Warum Floridas Latinos Donald Trump wählten

Gereicht hat es für den Präsidenten am Ende mutmaßlich nicht, um im Weißen Haus bleiben zu dürfen. Aber den "Sunshine State" gewann er, weil er Wege fand, jene hispanischen Amerikaner für sich zu gewinnen, die Joe Biden eigentlich sicher auf Seiten der Demokraten wähnte.

Pressekonferenz im Weißen Haus: Ansgar Graw befragt Donald Trump während eines Besuchs von Angela Merkel (März 2017)
Pressekonferenz im Weißen Haus: Ansgar Graw befragt Donald Trump während eines Besuchs von Angela Merkel (März 2017)

Der TV-Wahlspot, von einer kubanoamerikanischen Schauspielerin gesprochen, griff tief in die Grabbelkiste der Klischees: Da taucht der demokratische Präsidentschaftskandidat Joe Biden nicht nur an der Seite seines vormaligen Mitbewerbers Bernie Sanders auf, einem selbsterklärten „demokratischen Sozialisten“, sondern auch gemeinsam mit Nicolás Maduro, dem venezolanischen Präsidenten und einstigem Hoffnungsträger der globalen Linken. Das Foto war zwar von 2015, es entstand bei einer Konferenz in Brasilien, an der der damalige US-Vizepräsident teilnahm. Aber dem Zuschauer konnte der Spot, in dem auch der marxistische Commandante Che Guevera, neben Fidel Castro Posterboy der kubanischen Revolution, auftauchte, den Eindruck einer zutiefst kommunistischen Gesinnung des Joe Biden vermitteln.

Diese Anzeige des Wahlkampfteams von Donald Trump gehörte zu den Instrumenten, mit denen der Präsident die Hälfte der hispanischen Bevölkerung von Florida auf seine Seite zog  ­– und damit den wichtigen Bundesstaat insgesamt gewann. Obgleich sich mit zunehmender Dauer der Auszählungen in anderen umkämpften Swing States die Wahrscheinlichkeit verdichtet, dass Biden der Sieger der Präsidentschaftswahlen ist und Trump im Januar das Weiße Haus verlassen muss, schmerzt die Niederlage in Florida die Demokraten sehr.

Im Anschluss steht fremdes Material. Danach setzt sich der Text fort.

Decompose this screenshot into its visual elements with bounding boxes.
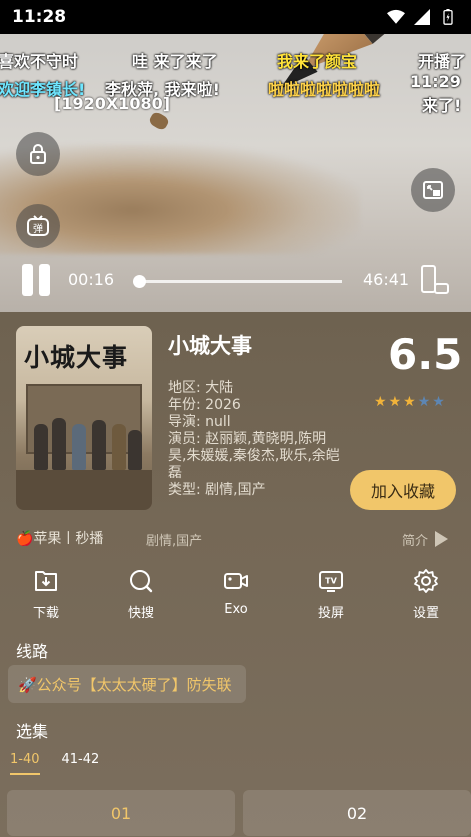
danmaku-comment: 哇 来了来了	[132, 52, 218, 71]
source-label[interactable]: 🍎苹果丨秒播	[16, 528, 103, 548]
rotate-screen-icon[interactable]	[420, 264, 450, 296]
tab-range-41-42[interactable]: 41-42	[62, 752, 100, 775]
star-icon: ★	[374, 394, 387, 410]
danmaku-comment: 来了!	[422, 96, 462, 115]
action-toolbar: 下载 快搜 Exo TV 投屏 设置	[16, 568, 456, 624]
seek-bar[interactable]	[133, 275, 342, 288]
status-icons	[387, 9, 457, 25]
svg-text:TV: TV	[325, 577, 337, 586]
star-icon: ★	[403, 394, 416, 410]
signal-icon	[414, 9, 430, 25]
picture-in-picture-icon	[423, 181, 443, 199]
video-player[interactable]: 喜欢不守时 哇 来了来了 我来了颜宝 开播了 欢迎李镇长! 李秋萍, 我来啦! …	[0, 34, 471, 312]
pip-button[interactable]	[411, 168, 455, 212]
settings-button[interactable]: 设置	[396, 568, 456, 624]
video-frame-detail	[147, 110, 171, 132]
episode-button[interactable]: 02	[243, 790, 471, 836]
gear-icon	[414, 569, 438, 593]
quick-search-button[interactable]: 快搜	[111, 568, 171, 624]
detail-panel: 小城大事 小城大事 6.5 ★ ★ ★ ★ ★ 地区: 大陆 年份: 2026 …	[0, 312, 471, 837]
tv-cast-icon: TV	[319, 571, 343, 592]
play-icon[interactable]	[435, 531, 448, 547]
danmaku-comment: 喜欢不守时	[0, 52, 79, 71]
danmaku-comment: 我来了颜宝	[277, 52, 358, 71]
total-time: 46:41	[363, 270, 410, 289]
poster-image: 小城大事	[16, 326, 152, 510]
star-icon: ★	[417, 394, 431, 410]
show-metadata: 地区: 大陆 年份: 2026 导演: null 演员: 赵丽颖,黄晓明,陈明昊…	[168, 380, 343, 499]
player-controls: 00:16 46:41	[0, 260, 471, 300]
search-icon	[130, 570, 153, 593]
type: 类型: 剧情,国产	[168, 482, 266, 498]
intro-link[interactable]: 简介	[402, 530, 428, 549]
camera-icon	[224, 573, 248, 589]
cast-button[interactable]: TV 投屏	[301, 568, 361, 624]
episode-grid: 01 02	[7, 790, 471, 836]
score: 6.5	[388, 330, 463, 379]
seek-thumb[interactable]	[133, 275, 147, 288]
danmaku-icon: 弹	[27, 215, 49, 236]
wifi-icon	[387, 9, 405, 24]
svg-text:弹: 弹	[33, 222, 43, 235]
region: 地区: 大陆	[168, 380, 234, 396]
danmaku-comment: 开播了	[418, 52, 467, 71]
show-title: 小城大事	[168, 334, 252, 358]
status-bar: 11:28	[0, 0, 471, 34]
lock-icon	[30, 144, 46, 164]
add-favorite-button[interactable]: 加入收藏	[350, 470, 456, 510]
year: 年份: 2026	[168, 397, 241, 413]
exo-button[interactable]: Exo	[206, 568, 266, 624]
danmaku-toggle-button[interactable]: 弹	[16, 204, 60, 248]
lock-button[interactable]	[16, 132, 60, 176]
episode-button[interactable]: 01	[7, 790, 235, 836]
danmaku-comment: 啦啦啦啦啦啦啦	[268, 80, 381, 99]
director: 导演: null	[168, 414, 231, 430]
line-option[interactable]: 🚀公众号【太太太硬了】防失联	[8, 665, 246, 703]
episodes-heading: 选集	[16, 722, 49, 741]
episode-range-tabs: 1-40 41-42	[10, 752, 99, 775]
star-icon: ★	[432, 394, 445, 410]
current-time: 00:16	[68, 270, 115, 289]
star-icon: ★	[388, 394, 402, 410]
battery-icon	[443, 9, 453, 25]
download-icon	[35, 571, 57, 591]
lines-heading: 线路	[16, 642, 49, 661]
source-row: 🍎苹果丨秒播 剧情,国产 简介	[16, 528, 456, 549]
tab-range-1-40[interactable]: 1-40	[10, 752, 40, 775]
status-time: 11:28	[12, 7, 67, 27]
poster-title: 小城大事	[24, 343, 129, 372]
resolution-label: [1920X1080]	[54, 94, 171, 113]
rating-stars: ★ ★ ★ ★ ★	[374, 394, 445, 410]
pause-button[interactable]	[22, 264, 56, 298]
genre-label: 剧情,国产	[146, 534, 203, 549]
download-button[interactable]: 下载	[16, 568, 76, 624]
pause-icon	[22, 264, 33, 296]
danmaku-comment: 11:29	[410, 72, 461, 91]
cast: 演员: 赵丽颖,黄晓明,陈明昊,朱媛媛,秦俊杰,耿乐,余皑磊	[168, 431, 340, 481]
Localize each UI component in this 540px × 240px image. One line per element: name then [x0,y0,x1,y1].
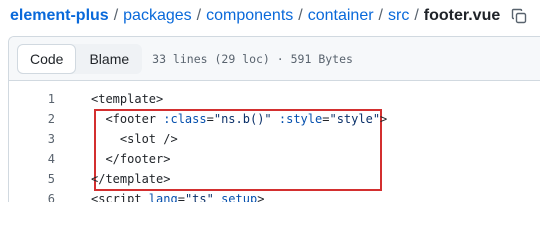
code-view[interactable]: 1 <template> 2 <footer :class="ns.b()" :st… [9,81,540,202]
code-line-content: </footer> [55,152,170,166]
code-token: "ns.b()" [213,112,272,126]
file-meta-info: 33 lines (29 loc) · 591 Bytes [152,51,353,66]
breadcrumb-separator: / [414,7,419,24]
code-token: </footer> [105,152,171,166]
copy-path-button[interactable] [506,4,532,28]
copy-icon [512,8,527,24]
breadcrumb-repo-link[interactable]: element-plus [10,4,109,28]
code-line-content: <script lang="ts" setup> [55,192,264,202]
breadcrumb-packages-link[interactable]: packages [123,4,192,28]
code-token: "ts" [184,192,214,202]
code-token: "style" [329,112,381,126]
line-number[interactable]: 5 [9,172,55,186]
code-token: = [206,112,214,126]
code-token: </template> [91,172,171,186]
code-line: 1 <template> [9,89,540,109]
line-number[interactable]: 2 [9,112,55,126]
code-line-content: <template> [55,92,163,106]
code-token: > [380,112,388,126]
code-token: setup [221,192,258,202]
code-line: 5 </template> [9,169,540,189]
breadcrumb-src-link[interactable]: src [388,4,409,28]
breadcrumb-separator: / [298,7,303,24]
code-token: <script [91,192,149,202]
code-token: = [177,192,185,202]
code-token: > [257,192,265,202]
code-token: <footer [105,112,164,126]
breadcrumb-separator: / [378,7,383,24]
breadcrumb: element-plus / packages / components / c… [10,4,532,28]
code-token: :class [163,112,207,126]
code-line-content: </template> [55,172,170,186]
breadcrumb-separator: / [196,7,202,24]
breadcrumb-components-link[interactable]: components [206,4,293,28]
view-toggle: Code Blame [17,43,143,74]
code-line: 4 </footer> [9,149,540,169]
code-line: 6 <script lang="ts" setup> [9,189,540,202]
code-token: <slot /> [119,132,178,146]
code-token: <template> [91,92,164,106]
blame-tab-button[interactable]: Blame [76,44,142,74]
code-line: 2 <footer :class="ns.b()" :style="style"… [9,109,540,129]
line-number[interactable]: 3 [9,132,55,146]
code-line: 3 <slot /> [9,129,540,149]
file-header: Code Blame 33 lines (29 loc) · 591 Bytes [9,37,540,81]
code-token: :style [278,112,323,126]
line-number[interactable]: 6 [9,192,55,202]
file-viewer: Code Blame 33 lines (29 loc) · 591 Bytes… [8,36,540,202]
breadcrumb-current-file: footer.vue [423,7,501,24]
breadcrumb-separator: / [113,7,119,24]
code-line-content: <footer :class="ns.b()" :style="style"> [55,112,387,126]
line-number[interactable]: 1 [9,92,55,106]
code-line-content: <slot /> [55,132,178,146]
page: element-plus / packages / components / c… [0,0,540,202]
line-number[interactable]: 4 [9,152,55,166]
breadcrumb-container-link[interactable]: container [308,4,374,28]
code-token: lang [148,192,178,202]
code-tab-button[interactable]: Code [17,43,77,74]
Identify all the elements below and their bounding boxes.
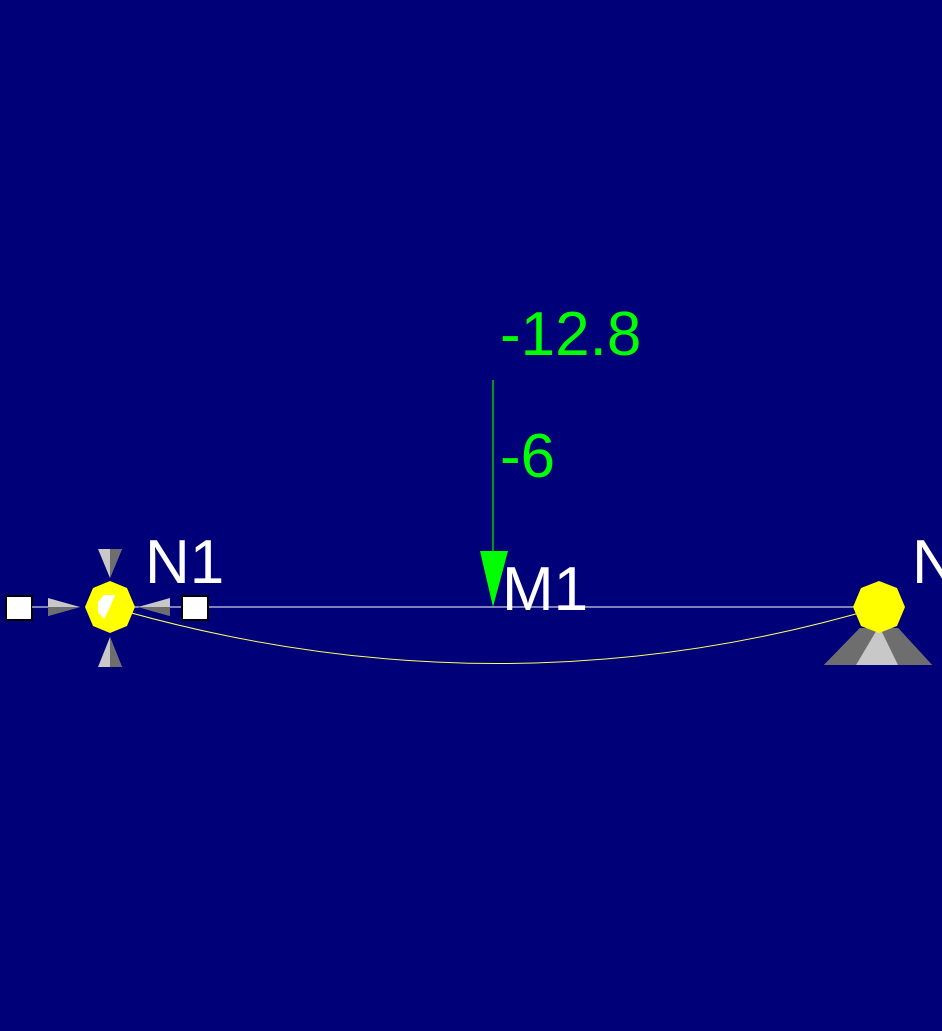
load-value-top: -12.8 [500, 300, 641, 369]
support-square-left [5, 595, 33, 621]
deflection-curve [109, 606, 881, 664]
node-n1[interactable] [85, 581, 135, 633]
node-n2-support [824, 628, 932, 665]
node-n2-marker[interactable] [853, 581, 905, 633]
support-square-right [181, 595, 209, 621]
structure-diagram: N1 N -12.8 -6 M1 [5, 300, 942, 667]
node-n2-label: N [912, 528, 942, 597]
load-value-bottom: -6 [500, 422, 555, 491]
node-n1-label: N1 [145, 528, 224, 597]
member-m1-label: M1 [502, 555, 588, 624]
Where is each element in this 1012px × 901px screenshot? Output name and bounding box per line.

Bei näherer Analyse zeigt sich, dass die Partei im sogenannten Sunshine State jenen Fehler wiederholten, den sich vier Jahre zuvor Hillary Clinton vor allem im Mittleren Westen geleistet hatte. Sie hielt die Menschen in Michigan oder Wisconsin und im mittatlantischen Pennsylvania für zuverlässige Stammwähler der Demokraten, um deren Stimmen sie im Wahlkampf 2016 nicht gesondert warb. Prompt brach der Außenseiter Trump in diese vom Niedergang alter Industrien und von hoher Arbeitslosigkeit gebeutelten Regionen ein und sicherte sich so seinen überraschenden Sieg.

Diese Botschaft hatte Biden begriffen. Er startete seinen offiziellen Wahlkampf im Mai 2019 in Pennsylvania und tourte danach eifrig vor allem durch den mittleren Westen mit seiner zentralen Botschaft, die tief gespaltene Nation wieder zu versöhnen. Aber er verbrachte kaum Zeit in Florida. Den dortigen Hispanics schien er keinerlei Beachtung zu schenken. Diese Gruppe hielt er für „garantiert“, weil ihn die Umfragen bei Minderheiten wie Latinos und Afroamerikanern weit vorne sahen. Die Gewissheit verstärkte sich, als es in diesen oft einkommensschwachen Gruppen einen hohen Anteil an Corona-Toten gab. Dafür machten die Amerikaner vor allem den desinteressierten Umgang des Präsidenten mit der Pandemie verantwortlich.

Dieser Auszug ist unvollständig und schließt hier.